A meeting with President Obama at the White House Tuesday afternoon did absolutely nothing to nudge GOP senators away from their unprecedented refusal to consider any nominee chosen by the president to fill Justice Antonin Scalia’s vacant Supreme Court seat.
Obama sat down with Senate Majority Leader Mitch McConnell and Senate Judiciary chair Chuck Grassley in the Oval Office to see if they’d be open to rethinking their position and doing their constitutional duty and/or the bare minimum of at least holding hearings on a nominee. Vice-President Joe Biden, Senate Minority Leader Harry Reid, and Senator Patrick Leahy, the ranking Democrat on the Judiciary Committee, also attended the meeting, which the Democratic senators described as “very short” and where they “killed a lot of time talking about basketball.”
“They think they are going to wait and see what President Trump will do, I guess, as far as the nomination is concerned,” Reid told reporters after the conference.

President Obama reportedly asked the GOP senators if they wanted to float any judges’ names. Apparently McConnell and Grassley declined, but the White House said the administration would continue begging consulting with Republican leadership and seriously consider any person suggested.
The GOP senators responded after the sit-down by seeming to dig in their heels even deeper. “This vacancy will not be filled this year,” Mitch McConnell said later Tuesday, making it clear they’re postponing any action until after the 2016 election. (Obama has about 11 months left in his term.) “We look forward to the American people deciding who they want to make this appointment through their own votes,” McConnell added.

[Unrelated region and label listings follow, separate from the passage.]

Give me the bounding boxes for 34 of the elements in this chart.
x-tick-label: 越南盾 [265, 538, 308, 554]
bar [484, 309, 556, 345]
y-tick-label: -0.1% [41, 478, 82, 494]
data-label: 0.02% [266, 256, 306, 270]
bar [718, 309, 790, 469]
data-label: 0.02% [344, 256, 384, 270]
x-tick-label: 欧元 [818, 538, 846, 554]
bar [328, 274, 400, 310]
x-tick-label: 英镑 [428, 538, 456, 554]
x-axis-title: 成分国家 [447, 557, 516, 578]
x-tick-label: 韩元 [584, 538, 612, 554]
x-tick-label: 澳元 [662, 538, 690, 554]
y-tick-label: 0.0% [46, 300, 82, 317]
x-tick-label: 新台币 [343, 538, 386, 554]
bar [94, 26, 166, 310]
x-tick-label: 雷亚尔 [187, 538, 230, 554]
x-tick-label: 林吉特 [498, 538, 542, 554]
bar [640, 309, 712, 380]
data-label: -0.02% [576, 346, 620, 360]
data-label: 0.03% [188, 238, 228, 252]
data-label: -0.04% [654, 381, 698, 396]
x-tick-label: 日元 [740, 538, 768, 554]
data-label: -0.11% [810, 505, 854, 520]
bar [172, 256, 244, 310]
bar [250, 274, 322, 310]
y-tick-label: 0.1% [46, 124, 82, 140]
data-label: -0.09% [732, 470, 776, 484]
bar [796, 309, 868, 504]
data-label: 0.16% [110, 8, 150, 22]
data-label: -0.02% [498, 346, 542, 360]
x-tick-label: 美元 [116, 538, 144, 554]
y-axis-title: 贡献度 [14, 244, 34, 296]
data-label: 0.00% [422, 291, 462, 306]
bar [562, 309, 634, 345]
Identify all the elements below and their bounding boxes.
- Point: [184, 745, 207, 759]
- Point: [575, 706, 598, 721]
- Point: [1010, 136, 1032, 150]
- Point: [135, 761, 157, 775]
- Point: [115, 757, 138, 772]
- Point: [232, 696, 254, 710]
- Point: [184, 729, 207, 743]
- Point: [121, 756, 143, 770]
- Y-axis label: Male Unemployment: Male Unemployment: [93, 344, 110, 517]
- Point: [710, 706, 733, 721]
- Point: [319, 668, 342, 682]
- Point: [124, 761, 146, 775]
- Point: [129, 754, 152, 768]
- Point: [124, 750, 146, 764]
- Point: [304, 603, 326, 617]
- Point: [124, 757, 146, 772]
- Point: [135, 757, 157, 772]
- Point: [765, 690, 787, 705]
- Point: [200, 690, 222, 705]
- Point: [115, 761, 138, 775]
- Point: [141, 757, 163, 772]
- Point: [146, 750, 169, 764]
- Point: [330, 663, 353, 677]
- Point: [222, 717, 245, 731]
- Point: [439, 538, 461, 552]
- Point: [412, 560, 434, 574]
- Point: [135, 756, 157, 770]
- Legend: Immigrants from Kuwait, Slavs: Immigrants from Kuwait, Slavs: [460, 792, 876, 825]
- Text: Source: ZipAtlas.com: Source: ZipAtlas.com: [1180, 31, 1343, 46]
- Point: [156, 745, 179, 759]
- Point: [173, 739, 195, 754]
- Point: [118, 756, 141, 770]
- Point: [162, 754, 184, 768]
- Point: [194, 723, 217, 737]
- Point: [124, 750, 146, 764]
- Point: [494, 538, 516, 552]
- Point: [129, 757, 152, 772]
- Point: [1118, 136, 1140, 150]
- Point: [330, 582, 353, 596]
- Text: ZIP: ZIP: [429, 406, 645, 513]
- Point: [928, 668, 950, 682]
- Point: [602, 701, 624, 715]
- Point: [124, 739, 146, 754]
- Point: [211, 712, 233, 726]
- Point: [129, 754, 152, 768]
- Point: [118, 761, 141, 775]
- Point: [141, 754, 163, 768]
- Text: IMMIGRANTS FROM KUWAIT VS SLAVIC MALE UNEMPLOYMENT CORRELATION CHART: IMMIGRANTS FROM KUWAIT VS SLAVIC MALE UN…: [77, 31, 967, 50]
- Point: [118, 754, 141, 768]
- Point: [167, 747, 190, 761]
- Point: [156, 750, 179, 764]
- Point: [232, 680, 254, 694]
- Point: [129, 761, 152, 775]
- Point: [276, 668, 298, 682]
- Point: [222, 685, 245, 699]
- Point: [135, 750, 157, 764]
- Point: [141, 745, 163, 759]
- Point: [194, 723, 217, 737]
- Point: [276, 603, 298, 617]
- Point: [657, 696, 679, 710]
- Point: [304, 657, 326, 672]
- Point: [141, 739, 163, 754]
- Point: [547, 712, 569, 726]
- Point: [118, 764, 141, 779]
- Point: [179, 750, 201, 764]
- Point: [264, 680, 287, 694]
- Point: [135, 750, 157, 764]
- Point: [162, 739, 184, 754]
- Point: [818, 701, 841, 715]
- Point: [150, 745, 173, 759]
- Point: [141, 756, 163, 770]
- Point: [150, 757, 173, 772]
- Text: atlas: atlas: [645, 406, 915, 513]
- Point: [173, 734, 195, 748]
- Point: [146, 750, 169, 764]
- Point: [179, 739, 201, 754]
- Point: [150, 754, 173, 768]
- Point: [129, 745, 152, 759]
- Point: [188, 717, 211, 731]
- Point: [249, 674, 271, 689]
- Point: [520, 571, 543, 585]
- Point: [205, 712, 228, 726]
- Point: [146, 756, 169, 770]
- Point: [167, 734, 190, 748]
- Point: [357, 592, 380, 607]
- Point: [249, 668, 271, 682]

Last week, President Obama was reportedly mulling over nominating the Republican governor of Nevada, Brian Sandoval, for Scalia’s seat. Sandoval, a former federal judge, is the GOP’s closest thing to a centrist these days: He has come out against Obamacare and the administration’s executive orders on immigration, but is pro-choice. Sandoval, however, quickly withdrew his name from consideration, and the SCOTUS stalemate continues.